A further tenet is that some of these high temperature superconductors may have the unique property that, in their normal state, they are insulators and basically transmit electromagnetic radiation, at least within a specific band that depends on the electronic state of the normal state in a manner well known in the art. To differentiate between the different classes of superconductors and clearly define classes that are suitable for the practice of this invention, I have classified superconductors according to the nature of their corresponding normal state. Classical BCS superconductors are usually metallic in their normal state and therefore belong to a class I have denoted as (SC,M), namely, that below and above their critical temperatures, a superconducting and a normal metal phase exists, respectively. A few examples of this class of superconductors are mercury, niobium and its A15 intermetallic compounds with tin and germanium.
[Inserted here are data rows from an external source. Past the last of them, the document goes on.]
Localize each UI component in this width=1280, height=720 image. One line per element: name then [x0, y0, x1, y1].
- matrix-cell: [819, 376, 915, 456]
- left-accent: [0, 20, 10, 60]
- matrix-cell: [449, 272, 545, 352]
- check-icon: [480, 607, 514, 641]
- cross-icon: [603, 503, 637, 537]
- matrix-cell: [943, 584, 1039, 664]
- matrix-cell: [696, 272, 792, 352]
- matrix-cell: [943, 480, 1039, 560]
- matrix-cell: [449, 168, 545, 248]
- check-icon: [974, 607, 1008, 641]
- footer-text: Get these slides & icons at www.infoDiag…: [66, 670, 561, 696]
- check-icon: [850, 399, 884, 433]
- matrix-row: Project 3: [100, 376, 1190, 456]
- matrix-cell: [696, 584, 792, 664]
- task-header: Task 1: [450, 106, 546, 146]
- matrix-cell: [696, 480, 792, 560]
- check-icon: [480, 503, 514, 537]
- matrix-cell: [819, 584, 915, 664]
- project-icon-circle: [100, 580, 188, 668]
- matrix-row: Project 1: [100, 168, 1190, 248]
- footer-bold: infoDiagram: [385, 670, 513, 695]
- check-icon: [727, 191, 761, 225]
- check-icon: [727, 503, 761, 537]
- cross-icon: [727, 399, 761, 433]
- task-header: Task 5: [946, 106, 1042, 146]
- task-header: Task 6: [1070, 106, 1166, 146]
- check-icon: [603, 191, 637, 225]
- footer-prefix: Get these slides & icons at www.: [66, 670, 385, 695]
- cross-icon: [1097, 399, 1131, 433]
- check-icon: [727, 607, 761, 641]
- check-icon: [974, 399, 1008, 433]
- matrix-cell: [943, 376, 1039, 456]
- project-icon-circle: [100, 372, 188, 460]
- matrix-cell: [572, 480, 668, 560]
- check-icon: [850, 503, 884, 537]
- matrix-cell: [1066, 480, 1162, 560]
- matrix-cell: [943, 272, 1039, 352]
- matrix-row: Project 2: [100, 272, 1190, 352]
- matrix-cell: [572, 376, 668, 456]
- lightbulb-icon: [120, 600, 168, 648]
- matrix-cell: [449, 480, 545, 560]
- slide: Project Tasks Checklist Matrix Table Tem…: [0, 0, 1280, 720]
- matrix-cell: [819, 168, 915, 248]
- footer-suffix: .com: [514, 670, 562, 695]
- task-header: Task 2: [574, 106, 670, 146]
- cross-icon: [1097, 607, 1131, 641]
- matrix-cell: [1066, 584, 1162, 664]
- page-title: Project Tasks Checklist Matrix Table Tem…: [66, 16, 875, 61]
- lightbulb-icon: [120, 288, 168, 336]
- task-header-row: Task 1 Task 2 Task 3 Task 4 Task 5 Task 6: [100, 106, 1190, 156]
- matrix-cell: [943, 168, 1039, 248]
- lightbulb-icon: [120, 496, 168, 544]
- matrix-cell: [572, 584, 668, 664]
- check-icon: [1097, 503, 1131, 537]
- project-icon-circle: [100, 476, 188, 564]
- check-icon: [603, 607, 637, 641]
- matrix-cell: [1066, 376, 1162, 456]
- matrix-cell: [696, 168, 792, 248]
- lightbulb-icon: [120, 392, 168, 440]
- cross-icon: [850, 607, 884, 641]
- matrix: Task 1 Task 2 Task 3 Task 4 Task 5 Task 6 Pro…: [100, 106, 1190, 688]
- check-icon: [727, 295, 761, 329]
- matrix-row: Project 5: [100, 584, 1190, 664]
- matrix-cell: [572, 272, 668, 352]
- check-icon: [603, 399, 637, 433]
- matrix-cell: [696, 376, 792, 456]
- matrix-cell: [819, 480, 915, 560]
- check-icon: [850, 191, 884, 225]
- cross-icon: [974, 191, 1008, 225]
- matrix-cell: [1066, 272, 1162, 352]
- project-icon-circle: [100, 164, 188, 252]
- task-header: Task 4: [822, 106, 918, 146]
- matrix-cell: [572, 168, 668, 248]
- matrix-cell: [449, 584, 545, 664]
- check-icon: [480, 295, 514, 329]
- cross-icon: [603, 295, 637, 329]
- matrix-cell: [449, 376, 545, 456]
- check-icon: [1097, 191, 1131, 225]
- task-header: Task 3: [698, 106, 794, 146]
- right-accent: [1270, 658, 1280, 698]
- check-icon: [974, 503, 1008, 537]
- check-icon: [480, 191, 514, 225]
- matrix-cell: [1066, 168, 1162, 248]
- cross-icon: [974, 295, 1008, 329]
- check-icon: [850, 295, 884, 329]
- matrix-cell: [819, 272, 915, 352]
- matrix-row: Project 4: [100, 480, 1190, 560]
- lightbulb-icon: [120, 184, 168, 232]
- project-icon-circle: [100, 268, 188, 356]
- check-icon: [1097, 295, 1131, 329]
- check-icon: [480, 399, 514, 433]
The new class of superconducting oxides, that are semimetals or semiconductors in their normal state, thus belong to a class that I denote as (SC,S) in a similar manner. Examples of superconductors belonging to this class are the 123 compounds and the bismuth based oxide superconductors. Finally the last class of superconductors of my new invention are insulators in their normal state and thus belong to a class that I denote as (SC,I). An example of this group is Kulkarui's superconducting spinel like compound with an approximate composition CaO.sub.(0.5) ZnO.sub.(0.5) Fe.sub.2 O.sub.4.
I have determined that some superconductors belonging to the last two classes, have virtual critical temperatures that are higher than the actual, or thermodynamic critical temperature. I have further found that the differential is much larger for the superconducting oxides of the class (SC,I) with a normal insulating state. Thus, the present invention concerns only switchable mirrors made with, or of superconductors belonging to the (SC,S) class or the (SC,I) class, wherein the normal states are either semi-conducting (or semi-metal) or insulating, respectively.
I have found that such mirrors behave like perfect mirrors, at least to the wavelength energies which are equal to the binding energy of the superconducting charge-carrying pairs. While in the quenched phase, said mirrors combine absorption, reflection and transmission of light at ratios which depend on the physical properties of the normal state.
The classical superconductors (belonging to the class (SC,M), where the normal state is a normal metal) cannot be used as controllable mirrors because the electron pairing energy of these materials is too low. The main interaction between these superconductors and electromagnetic radiation is absorption, resulting in de-pairing of the superconducting electrons, provided the wavelengths are shorter than about 0.4 millimeter.